Acantholimon antilibanoticum

Scientific classification
- Kingdom: Plantae
- Clade: Embryophytes
- Clade: Tracheophytes
- Clade: Angiosperms
- Clade: Eudicots
- Order: Caryophyllales
- Family: Plumbaginaceae
- Genus: Acantholimon
- Species: A. antilibanoticum
- Binomial name: Acantholimon antilibanoticum Mouterde

= Acantholimon antilibanoticum =

- Genus: Acantholimon
- Species: antilibanoticum
- Authority: Mouterde

Species of flowering plant

Acantholimon antilibanoticum is a species of flowering plant in the family Plumbaginaceae, belonging to the genus Acantholimon Boiss., a large assemblage of cushion-forming subshrubs. The species was described by the French Jesuit botanist Paul Mouterde and is named for the Anti-Lebanon mountain range, the limestone ridge that forms the majority of the border between Lebanon and Syria. It is one of several vascular plant taxa bearing the Latin epithet antilibanoticum recorded as native or near-endemic to this geographically distinct range.

==Taxonomy and nomenclature==

The genus Acantholimon was formally established by the Swiss botanist Pierre Edmond Boissier in 1846 in his Diagnoses Plantarum Orientalium Novarum, with Acantholimon glumaceum (Jaub. & Spach) Boiss. designated as the type species. The generic name derives from the Ancient Greek ákantha (thorn, spine) combined with a shortened form of Limonium, a related genus in Plumbaginaceae, reflecting both the spine-tipped leaves and the family affinity.

Acantholimon antilibanoticum was described by Paul Mouterde (1892–1972), a French Jesuit missionary and naturalist who served as professor at Saint Joseph University in Beirut. Mouterde's principal botanical contribution was the Nouvelle Flore du Liban et de la Syrie, a three-volume work published between 1966 and 1983, which remains the most comprehensive floristic reference for the Lebanese and Syrian flora. The specific epithet antilibanoticum situates the taxon geographically within the Anti-Lebanon range. Plants of the World Online (POWO), maintained by the Royal Botanic Gardens, Kew, accepts Acantholimon antilibanoticum Mouterde as a valid species.

==Description==

Acantholimon antilibanoticum conforms to the characteristic growth form of the genus: an evergreen, perennial subshrub forming a dense, hemispherical cushion or mat. Leaves are linear, rigid, acuminate, and spine-tipped, a suite of morphological features that minimise the exposed leaf surface and deter browsing by large herbivores, and that are strongly associated with the water-stressed, substrate-poor subalpine habitats favoured by the genus. The leaves are hard-textured and densely arranged on branched woody stems, persisting on older branches after withering.

As is typical across the genus, the inflorescence is borne on a short, simple or branched flowering stem. Flowers comprise a funnel-shaped calyx with a flared membranous margin that persists after anthesis and facilitates wind dispersal, and five spreading petals. Flowering occurs in summer, consistent with the phenology of other high-altitude Acantholimon species in the Levant.

==Distribution and habitat==

Acantholimon antilibanoticum is native to the Anti-Lebanon range, a southwest-to-northeast-trending mountain chain running parallel to Mount Lebanon and separated from it by the Beqaa Valley. The range averages approximately 2000 m above sea level, with several peaks exceeding 2400 m; its highest point, Mount Hermon (Jabal el-Shaykh), reaches 2,814 m and is snow-covered for much of the year. The Euro+Med Plantbase Project records the species as native to the Lebanon–Syria region.

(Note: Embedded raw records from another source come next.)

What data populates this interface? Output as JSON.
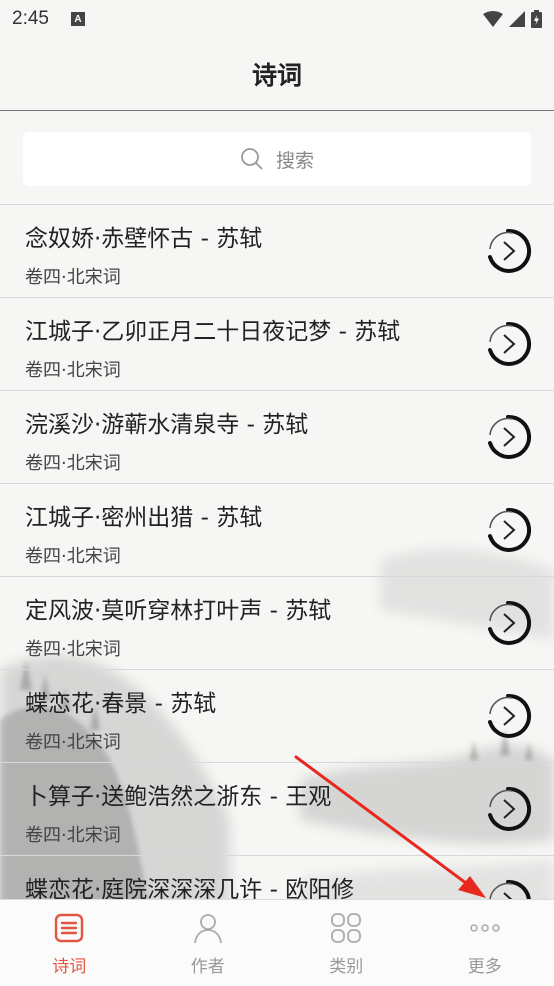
{
  "status_bar": {
    "time": "2:45",
    "notif_letter": "A"
  },
  "header": {
    "title": "诗词"
  },
  "search": {
    "placeholder": "搜索"
  },
  "poems": [
    {
      "title": "念奴娇·赤壁怀古 - 苏轼",
      "source": "卷四·北宋词"
    },
    {
      "title": "江城子·乙卯正月二十日夜记梦 - 苏轼",
      "source": "卷四·北宋词"
    },
    {
      "title": "浣溪沙·游蕲水清泉寺 - 苏轼",
      "source": "卷四·北宋词"
    },
    {
      "title": "江城子·密州出猎 - 苏轼",
      "source": "卷四·北宋词"
    },
    {
      "title": "定风波·莫听穿林打叶声 - 苏轼",
      "source": "卷四·北宋词"
    },
    {
      "title": "蝶恋花·春景 - 苏轼",
      "source": "卷四·北宋词"
    },
    {
      "title": "卜算子·送鲍浩然之浙东 - 王观",
      "source": "卷四·北宋词"
    },
    {
      "title": "蝶恋花·庭院深深深几许 - 欧阳修",
      "source": ""
    }
  ],
  "tabs": [
    {
      "label": "诗词",
      "icon": "document-list-icon",
      "active": true
    },
    {
      "label": "作者",
      "icon": "person-icon",
      "active": false
    },
    {
      "label": "类别",
      "icon": "grid-icon",
      "active": false
    },
    {
      "label": "更多",
      "icon": "more-dots-icon",
      "active": false
    }
  ],
  "colors": {
    "accent": "#e2553f",
    "inactive": "#999999",
    "annotation_arrow": "#e8281e"
  }
}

The species grows in the gravelly and stony soils or on exposed rocky substrates characteristic of mid- to upper-elevation mountain habitats favoured by Acantholimon throughout its range. It is a component of the tragacanth cushion-plant vegetation typical of Irano-Turanian subalpine slopes in the Levant; plant communities shaped by strong winds, seasonal snow cover, summer drought, and thin rocky soils.